Vulnerability management

Prior public vulnerabilities

The most common sources for vulnerability information and exploits were covered and cross checked for potential and already known vulnerabilities in the implementations of the chosen protocol. Typical sources for finding out about existing vulnerabilities are databases and mailing-lists. Search-engines may also reveal information on past vulnerabilities.

Search for already known and relevant WAP gateway vulnerabilities yielded no results.

The vulnerability process

During the prerelease phase all verified vulnerabilities were reported to the respective vendors. The vulnerability reports are tracked by the AusCERT in role of an independent coordinator and advisor. An attempt was made to seek a channel to distribute the test material to vendors whose products we were not able to obtain for testing. A grace period of over 45 days was kept between the vendor notification and public release.
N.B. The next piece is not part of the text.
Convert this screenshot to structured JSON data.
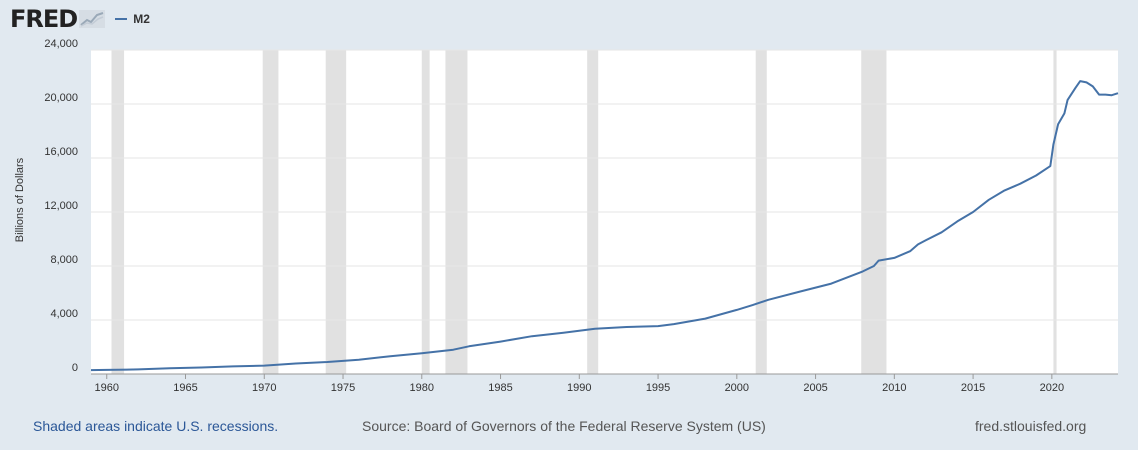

Advisories and vendor statements

Vendor statements or security advisories issued in order to address the vulnerabilities uncovered by this test-suite are collected. Advisories that we are aware of are listed here-in:

Kannel [Wapit] [2000-10-17]

"Kannel was vulnerable to this denial-of-service attack. The vulnerability has been corrected in release 0.10.1 of the 0.10 series, release 0.11.1 of the 0.11 series, and is not present in the newly released version 0.12.

There is no risk of further intrusion associated with this bug. That is, this was not a "buffer overflow" problem which could be exploited to gain access to the system."

- Richard Braakman [Wapit]

AusCERT Newsletter, Vol. 4, Num. 4 - Jan 2001 [2001-01-03]

... "Vendors with existing products and vendors developing new implementations of WAP gateway servers may wish to take advantage of independent test material such as this suite available from PROTOS, and run it against their own software. A successful result is not in itself a guarantee of security, but vendors can utilise their results as a benchmark from which to develop further test procedures that will enhance the security of their products." ...

No other statements as of 2001-05-20

As of 11th of October 2000 we are aware that five out of seven vendors involved have addressed the security implications brought up by this test-suite with fixed builds of their products. Four out of five releases have been verified to survive the test-material as it is.